Laundry Strike
Had two placements return home to their parent this week. I am always happy for their family when reunification is possible. At the same time, I’m two short at the dinner table, and the empty seats sting for a bit.
Sassy Britches was a hot mess as they departed as she lost her partner in crime. There was a lot of tears and anger. That seems to have passed, thankfully. With the great need for homes for teenagers, I suspect the beds won’t be empty that long and she will have a new friend to stir up drama with.
I’ve replaced the salad forks. Thank goodness for Amazon. I’m disgruntled. I last bought them at the end of June. It was a pack of 12. Daytime Emmy Nominee played the ever popular role of “snitch” and let me know that Sassy Britches has just been throwing them out.
I’ve gotten such encouragement for the laundry strike that I decided to try it again. It’s bitten me in the butt already, and two days in a row. I went into the laundry room in the evening when I returned from work to collect my things from the dryer. Only to find that someone had already taken them out… while wet. Which increased the number of times I uttered, “For fucks sake” to myself to a total of 14 that day. Because I’m not a neanderthal, I left the load that someone gave me the boot for, to run, and I put a load for myself in the wash. You know, because most prefer dry clothes and I’m a nice person when I want to be.
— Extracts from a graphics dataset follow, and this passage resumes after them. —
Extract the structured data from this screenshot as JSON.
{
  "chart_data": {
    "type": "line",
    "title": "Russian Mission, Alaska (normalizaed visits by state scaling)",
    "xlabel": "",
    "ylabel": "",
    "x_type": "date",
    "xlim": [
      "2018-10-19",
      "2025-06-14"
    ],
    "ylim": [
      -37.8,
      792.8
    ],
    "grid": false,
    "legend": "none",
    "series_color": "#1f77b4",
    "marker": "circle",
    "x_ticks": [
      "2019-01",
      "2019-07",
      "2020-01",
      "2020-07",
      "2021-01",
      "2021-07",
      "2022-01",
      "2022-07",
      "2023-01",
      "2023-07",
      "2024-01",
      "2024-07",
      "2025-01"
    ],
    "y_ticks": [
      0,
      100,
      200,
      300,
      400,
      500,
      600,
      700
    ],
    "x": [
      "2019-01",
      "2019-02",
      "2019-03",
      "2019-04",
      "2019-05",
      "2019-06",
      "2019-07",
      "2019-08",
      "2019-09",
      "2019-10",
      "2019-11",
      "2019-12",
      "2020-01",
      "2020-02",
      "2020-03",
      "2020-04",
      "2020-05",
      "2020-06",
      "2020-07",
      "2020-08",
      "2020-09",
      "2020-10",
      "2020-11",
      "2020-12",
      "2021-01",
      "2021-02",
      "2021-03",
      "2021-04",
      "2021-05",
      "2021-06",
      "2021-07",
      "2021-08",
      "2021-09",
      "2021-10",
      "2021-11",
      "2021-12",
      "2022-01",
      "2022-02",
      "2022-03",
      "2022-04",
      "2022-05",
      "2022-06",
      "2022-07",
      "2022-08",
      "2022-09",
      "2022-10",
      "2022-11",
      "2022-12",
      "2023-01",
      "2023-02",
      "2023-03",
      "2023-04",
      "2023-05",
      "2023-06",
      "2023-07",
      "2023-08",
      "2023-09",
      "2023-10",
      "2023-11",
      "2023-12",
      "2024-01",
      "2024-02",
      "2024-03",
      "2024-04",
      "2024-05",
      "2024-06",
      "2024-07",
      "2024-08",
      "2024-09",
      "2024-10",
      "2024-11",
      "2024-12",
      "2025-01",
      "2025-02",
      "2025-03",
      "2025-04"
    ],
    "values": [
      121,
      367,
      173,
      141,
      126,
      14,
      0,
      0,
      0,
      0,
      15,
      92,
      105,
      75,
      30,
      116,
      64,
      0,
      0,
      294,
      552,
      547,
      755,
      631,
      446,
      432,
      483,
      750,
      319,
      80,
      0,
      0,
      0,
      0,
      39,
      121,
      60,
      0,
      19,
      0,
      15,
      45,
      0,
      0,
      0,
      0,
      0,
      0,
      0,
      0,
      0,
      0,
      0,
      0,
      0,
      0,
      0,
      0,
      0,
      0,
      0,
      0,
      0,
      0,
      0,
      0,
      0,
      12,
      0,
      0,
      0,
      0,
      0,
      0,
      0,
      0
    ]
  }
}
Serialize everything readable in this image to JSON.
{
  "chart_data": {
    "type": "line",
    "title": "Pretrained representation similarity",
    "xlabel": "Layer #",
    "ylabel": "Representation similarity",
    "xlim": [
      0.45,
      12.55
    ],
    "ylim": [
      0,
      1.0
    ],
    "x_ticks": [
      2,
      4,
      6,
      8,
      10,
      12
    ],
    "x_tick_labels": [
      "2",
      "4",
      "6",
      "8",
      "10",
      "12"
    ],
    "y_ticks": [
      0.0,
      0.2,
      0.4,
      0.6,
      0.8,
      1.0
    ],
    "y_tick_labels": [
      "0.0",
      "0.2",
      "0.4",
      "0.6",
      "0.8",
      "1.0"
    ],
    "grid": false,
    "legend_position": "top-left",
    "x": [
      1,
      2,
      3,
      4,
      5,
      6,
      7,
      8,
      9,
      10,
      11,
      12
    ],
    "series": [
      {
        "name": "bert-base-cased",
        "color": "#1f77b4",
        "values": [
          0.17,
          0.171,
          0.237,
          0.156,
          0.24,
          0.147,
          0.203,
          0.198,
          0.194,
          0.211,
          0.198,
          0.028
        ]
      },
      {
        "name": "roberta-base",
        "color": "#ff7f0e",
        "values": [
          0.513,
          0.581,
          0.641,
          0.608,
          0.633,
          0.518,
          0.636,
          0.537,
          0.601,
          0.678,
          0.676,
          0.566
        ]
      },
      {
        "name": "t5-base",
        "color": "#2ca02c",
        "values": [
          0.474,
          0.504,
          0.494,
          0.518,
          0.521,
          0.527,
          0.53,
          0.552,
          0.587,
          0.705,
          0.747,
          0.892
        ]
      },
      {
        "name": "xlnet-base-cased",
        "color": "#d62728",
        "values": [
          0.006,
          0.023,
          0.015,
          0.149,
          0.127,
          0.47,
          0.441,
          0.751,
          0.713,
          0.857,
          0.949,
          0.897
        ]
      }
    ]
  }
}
Fast forward to the next day. I’m first awoken by my favorite Australian, Alexa. She is always kind enough to tell me when the washer and the dryer have completed. I could have however, done without that broadcast through the entire house at 7am. I was surprised because, first, no one doing laundry should have been home and secondly, it wasn’t me. Upon further research, turns out a someone number two, had decided they were also more worthy of the dryer than I was. Now I have two wet loads and zero laundry baskets. Maybe the laundry baskets are off having an affair with all the salad forks? Oh, what to do? What to do?
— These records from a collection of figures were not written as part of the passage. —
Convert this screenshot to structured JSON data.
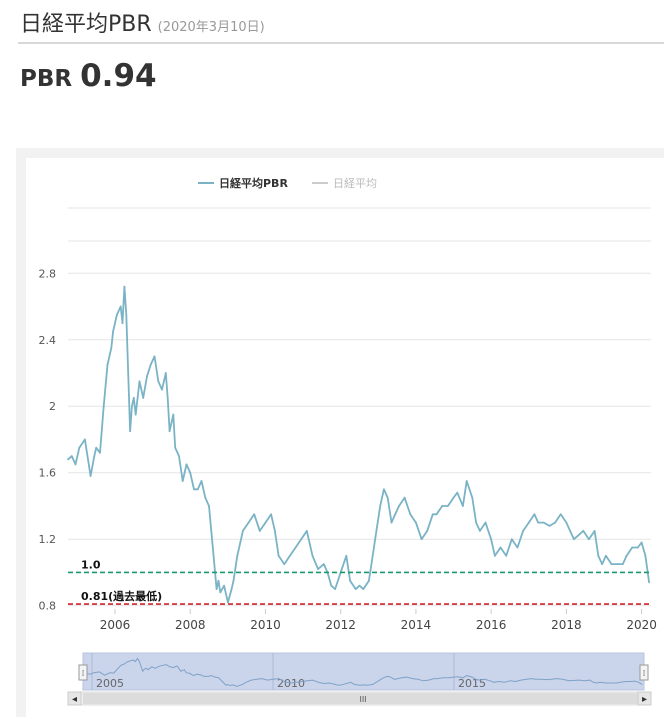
{
  "header": {
    "title": "日経平均PBR",
    "date": "(2020年3月10日)"
  },
  "readout": {
    "label": "PBR",
    "value": "0.94"
  },
  "colors": {
    "series": "#7ab3c5",
    "inactive_legend": "#cccccc",
    "line_1_0": "#1a9b6c",
    "line_low": "#d0202a",
    "navigator_fill": "#cad4ea",
    "grid": "#e6e6e6"
  },
  "chart_data": {
    "type": "line",
    "legend": [
      {
        "name": "日経平均PBR",
        "active": true
      },
      {
        "name": "日経平均",
        "active": false
      }
    ],
    "legend_position": "top-center",
    "x_ticks": [
      "2006",
      "2008",
      "2010",
      "2012",
      "2014",
      "2016",
      "2018",
      "2020"
    ],
    "y_ticks": [
      "0.8",
      "1.2",
      "1.6",
      "2",
      "2.4",
      "2.8"
    ],
    "xlim": [
      2004.75,
      2020.25
    ],
    "ylim": [
      0.78,
      2.88
    ],
    "grid": "horizontal",
    "reference_lines": [
      {
        "value": 1.0,
        "label": "1.0",
        "style": "dashed"
      },
      {
        "value": 0.81,
        "label": "0.81(過去最低)",
        "style": "dashed"
      }
    ],
    "series": [
      {
        "name": "日経平均PBR",
        "x": [
          2004.75,
          2004.85,
          2004.95,
          2005.05,
          2005.2,
          2005.35,
          2005.45,
          2005.5,
          2005.6,
          2005.7,
          2005.8,
          2005.9,
          2005.95,
          2006.05,
          2006.15,
          2006.2,
          2006.25,
          2006.3,
          2006.35,
          2006.4,
          2006.45,
          2006.5,
          2006.55,
          2006.65,
          2006.75,
          2006.85,
          2006.95,
          2007.05,
          2007.15,
          2007.25,
          2007.35,
          2007.4,
          2007.45,
          2007.55,
          2007.6,
          2007.7,
          2007.8,
          2007.9,
          2008.0,
          2008.1,
          2008.2,
          2008.3,
          2008.4,
          2008.5,
          2008.6,
          2008.7,
          2008.75,
          2008.8,
          2008.9,
          2009.0,
          2009.1,
          2009.15,
          2009.25,
          2009.4,
          2009.55,
          2009.7,
          2009.85,
          2010.0,
          2010.15,
          2010.25,
          2010.35,
          2010.5,
          2010.65,
          2010.8,
          2010.95,
          2011.1,
          2011.15,
          2011.25,
          2011.4,
          2011.55,
          2011.65,
          2011.75,
          2011.85,
          2012.0,
          2012.15,
          2012.25,
          2012.4,
          2012.5,
          2012.6,
          2012.75,
          2012.85,
          2012.95,
          2013.05,
          2013.15,
          2013.25,
          2013.35,
          2013.45,
          2013.55,
          2013.7,
          2013.85,
          2014.0,
          2014.15,
          2014.3,
          2014.45,
          2014.55,
          2014.7,
          2014.85,
          2015.0,
          2015.1,
          2015.25,
          2015.35,
          2015.5,
          2015.6,
          2015.7,
          2015.85,
          2016.0,
          2016.1,
          2016.25,
          2016.4,
          2016.55,
          2016.7,
          2016.85,
          2017.0,
          2017.15,
          2017.25,
          2017.4,
          2017.55,
          2017.7,
          2017.85,
          2018.0,
          2018.1,
          2018.2,
          2018.3,
          2018.45,
          2018.6,
          2018.75,
          2018.85,
          2018.95,
          2019.05,
          2019.2,
          2019.35,
          2019.5,
          2019.6,
          2019.75,
          2019.9,
          2020.0,
          2020.1,
          2020.2
        ],
        "values": [
          1.68,
          1.7,
          1.65,
          1.75,
          1.8,
          1.58,
          1.7,
          1.75,
          1.72,
          2.0,
          2.25,
          2.35,
          2.45,
          2.55,
          2.6,
          2.5,
          2.72,
          2.55,
          2.2,
          1.85,
          2.0,
          2.05,
          1.95,
          2.15,
          2.05,
          2.18,
          2.25,
          2.3,
          2.15,
          2.1,
          2.2,
          2.05,
          1.85,
          1.95,
          1.75,
          1.7,
          1.55,
          1.65,
          1.6,
          1.5,
          1.5,
          1.55,
          1.45,
          1.4,
          1.15,
          0.9,
          0.95,
          0.88,
          0.92,
          0.82,
          0.9,
          0.95,
          1.1,
          1.25,
          1.3,
          1.35,
          1.25,
          1.3,
          1.35,
          1.25,
          1.1,
          1.05,
          1.1,
          1.15,
          1.2,
          1.25,
          1.2,
          1.1,
          1.02,
          1.05,
          1.0,
          0.92,
          0.9,
          1.0,
          1.1,
          0.95,
          0.9,
          0.92,
          0.9,
          0.95,
          1.1,
          1.25,
          1.4,
          1.5,
          1.45,
          1.3,
          1.35,
          1.4,
          1.45,
          1.35,
          1.3,
          1.2,
          1.25,
          1.35,
          1.35,
          1.4,
          1.4,
          1.45,
          1.48,
          1.4,
          1.55,
          1.45,
          1.3,
          1.25,
          1.3,
          1.2,
          1.1,
          1.15,
          1.1,
          1.2,
          1.15,
          1.25,
          1.3,
          1.35,
          1.3,
          1.3,
          1.28,
          1.3,
          1.35,
          1.3,
          1.25,
          1.2,
          1.22,
          1.25,
          1.2,
          1.25,
          1.1,
          1.05,
          1.1,
          1.05,
          1.05,
          1.05,
          1.1,
          1.15,
          1.15,
          1.18,
          1.1,
          0.94
        ]
      }
    ],
    "navigator": {
      "ticks": [
        "2005",
        "2010",
        "2015"
      ],
      "scrollbar_left": "⁞",
      "scrollbar_right": "⁞",
      "scrollbar_grip": "III",
      "arrow_left": "◂",
      "arrow_right": "▸"
    }
  }
}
My friend, and equal, when it comes to sarcasm, suggested I wet the line cutter-in-fronter (I know that is not a word) clothing and toss it in the snow. While that sounds fun, I know this bunch and that’s not going to get me anywhere but on someone’s shit list. There is enough drama around here already, I really just wanted clean laundry. So, like any normal, irritated and undervalued mother, I tossed the load in the dryer on the floor. Sorry, child. No basket. Then put my wet load in to dry and started a load of my own wash.
I have clean clothes. It hasn’t happened since. And, I still have a drawer full of salad forks. Winning.